И. М. Сеченов в работе «Кому и как разрабатывать психологию» дает правильное. определение единства познания и чувства у человека: «Рядом с элементами всякого мышления сознание отличает душевные движения совершенно другого характера, которым придает родовое имя чувства (чувство удовольствия или отвращения, ожидание, страх, радость, тоска, печаль, восторг и пр.)… Кто не знает, в самом деле, что чувство отличается от представления или мысли стремительностью, субъективностью, неспособностью расчленяться, что на этом основании оно не поддается прямому описанию на словах, несмотря на резкость, с которой часто сознается… Этими основными формами (ум и чувство) резюмируется для самосознания вся чисто духовная сфера человека, если отбросить в сторону внешнее проявление ее, т. е. поступки».

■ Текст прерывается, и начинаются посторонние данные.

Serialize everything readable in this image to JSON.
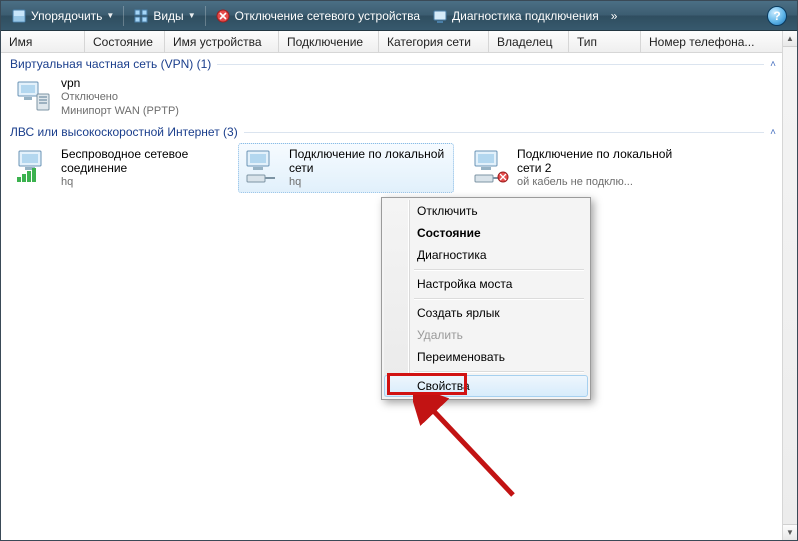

Навряд ли можно даже представить наличие одной лишь «чистой» абстрактной мыслительной деятельности у конкретного человека. Это логическая мысль должна, прежде всего, иметь своего определенного живого носителя, который производит мысли для достижения соответствующей цели в своих последующих действиях. Наличие цели указывает на направленность, устремленность личности, которая обычно обнаруживается в форме желаний, чувств, аффектов, страстей.
Ценность наших чувств определяется тем, из чего они возникают, куда они направлены, каково содержание и значение их в социальной жизни. В личной жизни человека нередко бывает, когда его чувства вступают в острое противоречие конфликтного характера с содержанием его мыслей.
Чувства, противопоставленные логической необходимости в соответствующей ситуации и реализованные в действиях человека, обычно ведут к неудачам и бедствиям в жизни. «Человек, строящий дом на одном сердце, строит его на огнедышащей горе» (Герцен)1. И наоборот, чувства, мощно стимулирующие осуществление высоких социально-этического характера идей, двигают вперед, возвышают личность: «Поднимаясь в сферу всеобщего, страстность не утрачивается, но преображается, теряя свою дикую, судорожную сторону; предмет ее выше, святее; по мере расширения интересов уменьшается сосредоточенность около своей личности, а с нею и ядовитая жгучесть страсти».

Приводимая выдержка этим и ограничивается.